Five large UTT studies are currently underway in sub-Saharan Africa to evaluate the field efficacy of a universal offer of HIV-testing, followed by an offer of immediate ART initiation to individuals ascertained to be HIV-infected. These trials raise numerous questions about the different components of the intervention package, including models of repeat HIV-testing delivery. How do community members understand and accept regular and repeated door-to-door offers of HIV-testing? Does the context of very rapid changes in treatment approaches influence perceptions and engagement with repeat HIV-testing? What social norms would require changes in order to foster more community support towards regular and repeat HIV-testing?
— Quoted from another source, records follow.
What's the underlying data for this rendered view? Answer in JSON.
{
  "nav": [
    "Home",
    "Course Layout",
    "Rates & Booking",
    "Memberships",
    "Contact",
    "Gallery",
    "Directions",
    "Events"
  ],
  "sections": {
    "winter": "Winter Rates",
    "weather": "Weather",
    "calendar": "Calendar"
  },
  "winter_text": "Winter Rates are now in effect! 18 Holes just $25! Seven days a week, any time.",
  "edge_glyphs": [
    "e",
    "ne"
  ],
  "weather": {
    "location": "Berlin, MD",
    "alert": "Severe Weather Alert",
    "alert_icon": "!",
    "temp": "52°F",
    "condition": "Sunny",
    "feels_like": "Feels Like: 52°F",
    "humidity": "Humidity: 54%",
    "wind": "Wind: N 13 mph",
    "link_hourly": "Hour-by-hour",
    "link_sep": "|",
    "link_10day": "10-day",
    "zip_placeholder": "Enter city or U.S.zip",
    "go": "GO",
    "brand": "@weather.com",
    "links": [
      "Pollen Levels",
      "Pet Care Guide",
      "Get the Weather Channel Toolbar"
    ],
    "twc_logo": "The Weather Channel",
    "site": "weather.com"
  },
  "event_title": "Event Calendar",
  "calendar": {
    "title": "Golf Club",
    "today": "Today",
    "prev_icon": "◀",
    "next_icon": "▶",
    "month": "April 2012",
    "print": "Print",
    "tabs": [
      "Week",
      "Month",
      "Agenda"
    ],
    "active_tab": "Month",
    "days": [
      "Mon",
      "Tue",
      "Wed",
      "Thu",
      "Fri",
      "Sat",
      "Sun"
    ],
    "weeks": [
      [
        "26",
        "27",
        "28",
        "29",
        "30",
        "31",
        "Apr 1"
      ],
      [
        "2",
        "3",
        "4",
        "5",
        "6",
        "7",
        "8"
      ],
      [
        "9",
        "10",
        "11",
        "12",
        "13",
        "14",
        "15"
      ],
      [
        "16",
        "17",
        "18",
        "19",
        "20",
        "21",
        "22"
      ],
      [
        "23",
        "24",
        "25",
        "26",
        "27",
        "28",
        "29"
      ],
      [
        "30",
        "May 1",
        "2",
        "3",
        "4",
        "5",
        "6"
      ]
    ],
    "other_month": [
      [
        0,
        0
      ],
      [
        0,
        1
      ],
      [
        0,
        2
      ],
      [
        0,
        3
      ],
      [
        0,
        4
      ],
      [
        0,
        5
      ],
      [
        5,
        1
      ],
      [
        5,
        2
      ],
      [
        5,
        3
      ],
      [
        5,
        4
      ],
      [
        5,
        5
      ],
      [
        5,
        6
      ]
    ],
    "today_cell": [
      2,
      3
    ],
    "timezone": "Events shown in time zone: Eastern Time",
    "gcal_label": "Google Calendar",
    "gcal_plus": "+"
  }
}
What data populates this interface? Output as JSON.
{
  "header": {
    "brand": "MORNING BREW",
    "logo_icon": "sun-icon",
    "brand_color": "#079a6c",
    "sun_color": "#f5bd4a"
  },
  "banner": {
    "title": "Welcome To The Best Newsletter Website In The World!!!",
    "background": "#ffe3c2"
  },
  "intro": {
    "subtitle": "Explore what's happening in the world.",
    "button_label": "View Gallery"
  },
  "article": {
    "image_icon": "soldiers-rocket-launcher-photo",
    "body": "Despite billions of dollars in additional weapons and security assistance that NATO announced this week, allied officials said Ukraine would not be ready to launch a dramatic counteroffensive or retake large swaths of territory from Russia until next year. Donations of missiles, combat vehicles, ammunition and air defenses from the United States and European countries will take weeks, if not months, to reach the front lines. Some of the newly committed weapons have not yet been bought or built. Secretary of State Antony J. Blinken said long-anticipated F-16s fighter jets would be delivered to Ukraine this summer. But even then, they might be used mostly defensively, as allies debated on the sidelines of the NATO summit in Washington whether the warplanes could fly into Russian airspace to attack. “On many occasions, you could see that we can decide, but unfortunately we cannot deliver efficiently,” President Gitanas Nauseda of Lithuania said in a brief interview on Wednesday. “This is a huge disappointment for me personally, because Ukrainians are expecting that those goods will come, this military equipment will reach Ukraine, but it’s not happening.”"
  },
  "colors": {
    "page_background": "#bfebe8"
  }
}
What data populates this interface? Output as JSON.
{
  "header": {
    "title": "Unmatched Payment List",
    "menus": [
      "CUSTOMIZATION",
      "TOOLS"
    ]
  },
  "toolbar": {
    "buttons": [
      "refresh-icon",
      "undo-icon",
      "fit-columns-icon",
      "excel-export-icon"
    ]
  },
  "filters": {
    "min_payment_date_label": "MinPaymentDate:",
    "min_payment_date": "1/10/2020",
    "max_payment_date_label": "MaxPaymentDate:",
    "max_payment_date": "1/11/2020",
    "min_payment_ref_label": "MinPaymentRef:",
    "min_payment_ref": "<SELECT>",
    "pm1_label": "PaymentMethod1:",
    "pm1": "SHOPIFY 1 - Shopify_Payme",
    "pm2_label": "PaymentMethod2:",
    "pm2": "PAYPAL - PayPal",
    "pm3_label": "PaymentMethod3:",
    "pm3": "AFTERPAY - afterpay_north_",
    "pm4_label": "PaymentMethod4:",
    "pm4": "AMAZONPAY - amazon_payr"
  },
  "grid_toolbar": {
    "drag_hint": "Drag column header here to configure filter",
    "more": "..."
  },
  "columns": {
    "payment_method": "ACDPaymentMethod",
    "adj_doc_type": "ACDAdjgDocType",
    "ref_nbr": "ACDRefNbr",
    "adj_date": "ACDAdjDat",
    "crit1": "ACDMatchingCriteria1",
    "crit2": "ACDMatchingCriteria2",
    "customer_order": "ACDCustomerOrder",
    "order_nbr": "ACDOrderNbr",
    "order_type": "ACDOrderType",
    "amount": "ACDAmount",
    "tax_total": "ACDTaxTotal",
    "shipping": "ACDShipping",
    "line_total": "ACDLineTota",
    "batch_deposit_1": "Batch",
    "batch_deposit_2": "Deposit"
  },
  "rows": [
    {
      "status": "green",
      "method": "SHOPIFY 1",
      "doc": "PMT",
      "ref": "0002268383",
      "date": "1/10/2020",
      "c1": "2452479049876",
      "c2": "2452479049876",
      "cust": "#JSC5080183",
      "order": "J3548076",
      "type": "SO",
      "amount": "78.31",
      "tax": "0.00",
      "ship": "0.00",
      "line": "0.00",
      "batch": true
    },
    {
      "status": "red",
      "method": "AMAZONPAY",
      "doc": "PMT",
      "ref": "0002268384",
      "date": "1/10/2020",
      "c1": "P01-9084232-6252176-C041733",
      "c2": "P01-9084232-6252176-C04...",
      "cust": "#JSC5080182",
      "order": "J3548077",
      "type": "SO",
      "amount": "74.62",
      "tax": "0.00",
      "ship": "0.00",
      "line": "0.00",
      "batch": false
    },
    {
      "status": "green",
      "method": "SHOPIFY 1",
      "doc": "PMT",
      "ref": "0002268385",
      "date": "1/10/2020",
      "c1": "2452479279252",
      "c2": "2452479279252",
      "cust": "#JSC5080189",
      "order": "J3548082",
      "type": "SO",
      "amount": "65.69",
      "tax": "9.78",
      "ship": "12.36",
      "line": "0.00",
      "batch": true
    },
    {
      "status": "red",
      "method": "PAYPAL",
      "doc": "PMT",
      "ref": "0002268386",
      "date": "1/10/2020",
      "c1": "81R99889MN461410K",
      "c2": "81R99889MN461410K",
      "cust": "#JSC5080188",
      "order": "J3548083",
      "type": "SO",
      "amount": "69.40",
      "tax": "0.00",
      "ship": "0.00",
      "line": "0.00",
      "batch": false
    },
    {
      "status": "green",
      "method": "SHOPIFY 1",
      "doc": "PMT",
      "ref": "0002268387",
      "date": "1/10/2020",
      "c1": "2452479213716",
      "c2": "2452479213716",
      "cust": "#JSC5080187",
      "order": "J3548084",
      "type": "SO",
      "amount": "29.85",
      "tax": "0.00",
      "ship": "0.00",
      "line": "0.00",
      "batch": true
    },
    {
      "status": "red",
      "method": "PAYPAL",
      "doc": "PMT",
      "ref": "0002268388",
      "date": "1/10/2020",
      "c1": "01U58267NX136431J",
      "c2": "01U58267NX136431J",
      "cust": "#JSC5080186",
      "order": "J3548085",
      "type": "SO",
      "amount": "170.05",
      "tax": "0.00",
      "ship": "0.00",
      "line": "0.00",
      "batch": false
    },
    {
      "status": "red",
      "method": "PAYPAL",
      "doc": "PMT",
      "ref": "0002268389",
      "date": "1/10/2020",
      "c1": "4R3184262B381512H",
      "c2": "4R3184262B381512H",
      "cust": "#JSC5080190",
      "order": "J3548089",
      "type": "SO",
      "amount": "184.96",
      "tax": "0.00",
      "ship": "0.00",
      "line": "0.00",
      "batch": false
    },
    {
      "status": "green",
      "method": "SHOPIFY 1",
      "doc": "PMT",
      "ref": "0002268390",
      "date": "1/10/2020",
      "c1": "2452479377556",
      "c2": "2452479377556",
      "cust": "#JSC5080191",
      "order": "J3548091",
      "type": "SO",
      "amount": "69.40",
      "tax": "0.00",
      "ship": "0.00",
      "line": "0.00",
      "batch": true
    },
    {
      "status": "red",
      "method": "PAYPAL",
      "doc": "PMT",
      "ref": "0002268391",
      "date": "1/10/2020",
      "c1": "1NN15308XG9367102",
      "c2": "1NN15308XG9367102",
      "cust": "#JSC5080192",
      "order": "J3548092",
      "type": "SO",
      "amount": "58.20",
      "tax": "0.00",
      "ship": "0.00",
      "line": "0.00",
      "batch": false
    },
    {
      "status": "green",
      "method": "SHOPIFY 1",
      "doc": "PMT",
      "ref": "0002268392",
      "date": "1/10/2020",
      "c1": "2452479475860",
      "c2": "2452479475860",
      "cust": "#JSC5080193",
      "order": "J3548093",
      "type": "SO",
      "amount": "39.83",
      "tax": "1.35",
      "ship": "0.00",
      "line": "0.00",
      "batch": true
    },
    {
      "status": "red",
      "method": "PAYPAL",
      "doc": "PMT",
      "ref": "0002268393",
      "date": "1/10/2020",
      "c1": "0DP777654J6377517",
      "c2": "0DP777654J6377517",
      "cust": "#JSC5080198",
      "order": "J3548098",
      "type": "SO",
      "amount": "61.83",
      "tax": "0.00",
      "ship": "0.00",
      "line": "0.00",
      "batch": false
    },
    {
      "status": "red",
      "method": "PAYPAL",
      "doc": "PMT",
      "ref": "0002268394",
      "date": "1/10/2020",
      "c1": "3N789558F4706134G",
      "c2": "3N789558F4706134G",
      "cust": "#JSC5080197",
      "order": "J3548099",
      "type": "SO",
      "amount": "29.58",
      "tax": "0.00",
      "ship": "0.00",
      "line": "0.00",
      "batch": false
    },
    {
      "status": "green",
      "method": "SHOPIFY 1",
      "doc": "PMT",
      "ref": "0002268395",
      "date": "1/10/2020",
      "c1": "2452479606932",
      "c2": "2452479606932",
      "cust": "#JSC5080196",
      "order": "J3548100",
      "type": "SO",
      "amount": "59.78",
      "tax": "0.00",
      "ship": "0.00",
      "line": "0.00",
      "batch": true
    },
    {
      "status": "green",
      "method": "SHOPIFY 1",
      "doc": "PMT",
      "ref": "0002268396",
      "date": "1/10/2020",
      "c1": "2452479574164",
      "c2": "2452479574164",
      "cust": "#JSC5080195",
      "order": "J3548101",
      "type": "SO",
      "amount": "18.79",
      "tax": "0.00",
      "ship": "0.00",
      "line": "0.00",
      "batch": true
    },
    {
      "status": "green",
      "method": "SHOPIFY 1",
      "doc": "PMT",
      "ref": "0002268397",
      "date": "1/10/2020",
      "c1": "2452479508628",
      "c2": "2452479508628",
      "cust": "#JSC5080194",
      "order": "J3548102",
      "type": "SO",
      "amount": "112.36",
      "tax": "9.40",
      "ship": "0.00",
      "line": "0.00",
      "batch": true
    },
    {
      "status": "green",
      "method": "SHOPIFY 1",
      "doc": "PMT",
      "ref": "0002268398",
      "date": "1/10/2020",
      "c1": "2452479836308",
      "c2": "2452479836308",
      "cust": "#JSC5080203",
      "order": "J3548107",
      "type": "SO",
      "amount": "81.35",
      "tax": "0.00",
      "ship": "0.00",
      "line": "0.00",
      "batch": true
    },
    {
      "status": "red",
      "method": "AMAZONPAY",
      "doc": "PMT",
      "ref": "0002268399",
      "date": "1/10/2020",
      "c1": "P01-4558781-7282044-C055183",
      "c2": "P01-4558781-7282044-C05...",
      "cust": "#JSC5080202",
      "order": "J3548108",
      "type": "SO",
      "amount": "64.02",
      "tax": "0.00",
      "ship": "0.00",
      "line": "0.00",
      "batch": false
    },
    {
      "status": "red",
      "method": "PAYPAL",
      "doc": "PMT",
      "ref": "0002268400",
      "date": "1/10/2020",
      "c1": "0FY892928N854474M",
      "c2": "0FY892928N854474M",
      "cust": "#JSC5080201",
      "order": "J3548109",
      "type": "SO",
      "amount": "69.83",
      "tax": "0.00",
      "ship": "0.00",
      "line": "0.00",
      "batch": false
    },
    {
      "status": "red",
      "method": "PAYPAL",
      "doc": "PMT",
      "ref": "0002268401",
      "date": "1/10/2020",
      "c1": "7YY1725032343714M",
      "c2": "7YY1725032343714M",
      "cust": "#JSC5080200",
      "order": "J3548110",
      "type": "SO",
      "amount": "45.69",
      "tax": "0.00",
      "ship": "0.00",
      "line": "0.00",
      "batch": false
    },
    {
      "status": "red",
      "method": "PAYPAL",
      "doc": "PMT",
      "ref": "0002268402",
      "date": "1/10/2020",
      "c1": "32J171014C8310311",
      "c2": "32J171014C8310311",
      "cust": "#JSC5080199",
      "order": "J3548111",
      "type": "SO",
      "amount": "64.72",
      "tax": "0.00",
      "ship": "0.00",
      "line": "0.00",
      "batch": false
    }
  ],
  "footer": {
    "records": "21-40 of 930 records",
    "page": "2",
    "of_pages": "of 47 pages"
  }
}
We investigated perceptions of repeat HIV-testing among rural communities in South Africa before and during the early implementation stages of the ANRS 12249 Treatment as Prevention (TasP) trial, that is, over a period of rapid changes in HIV treatment approaches.

Methods

The TasP trial setting

The TasP trial is being implemented in the Hlabisa sub-district, in northeast KwaZulu-Natal. This is a poor and predominantly rural area with approximately 228,000 Zulu-speaking inhabitants. An estimated 29% of adults (15–49 years) in the area are infected with HIV (Zaidi, Grapsa, Tanser, Newell, & Barnighausen, Citation2013). The Hlabisa HIV treatment and care programme, initiated in 2004, is decentralised in the 17 primary health-care clinics. People can access HIV-testing and counselling at any time and those eligible according to South African Department of Health guidelines receive free ART: by July 2011, an estimated 37% of all HIV-positive adults in the area had been successfully started on ART (Tanser, Barnighausen, Grapsa, Zaidi, & Newell, Citation2013). Life expectancy has dramatically improved since the early 2000 (Bor, Herbst, Newell, & Barnighausen, Citation2013); HIV incidence has decreased, but remains high in the area (Tanser et al., Citation2013).

Tasp trial summary

The TasP trial is a cluster-randomised trial coordinated by an international study group at the Africa Centre for Population Health, a research centre that has operated in the area for nearly 20 years. The trial has implemented universal and repeat home-based HIV-testing of all resident adults as standard of care, that is, in both study arms, and immediate ART initiation is implemented as the intervention (Box 1). Implementation of the trial has followed a phased approach: four clusters started in March 2012 (2 × 2), followed by six more clusters in January 2013 (2 × 3), and 12 more clusters in June 2014 (2 × 6). Follow-up is planned to continue in all clusters until June 2016 (Iwuji et al., Citation2013).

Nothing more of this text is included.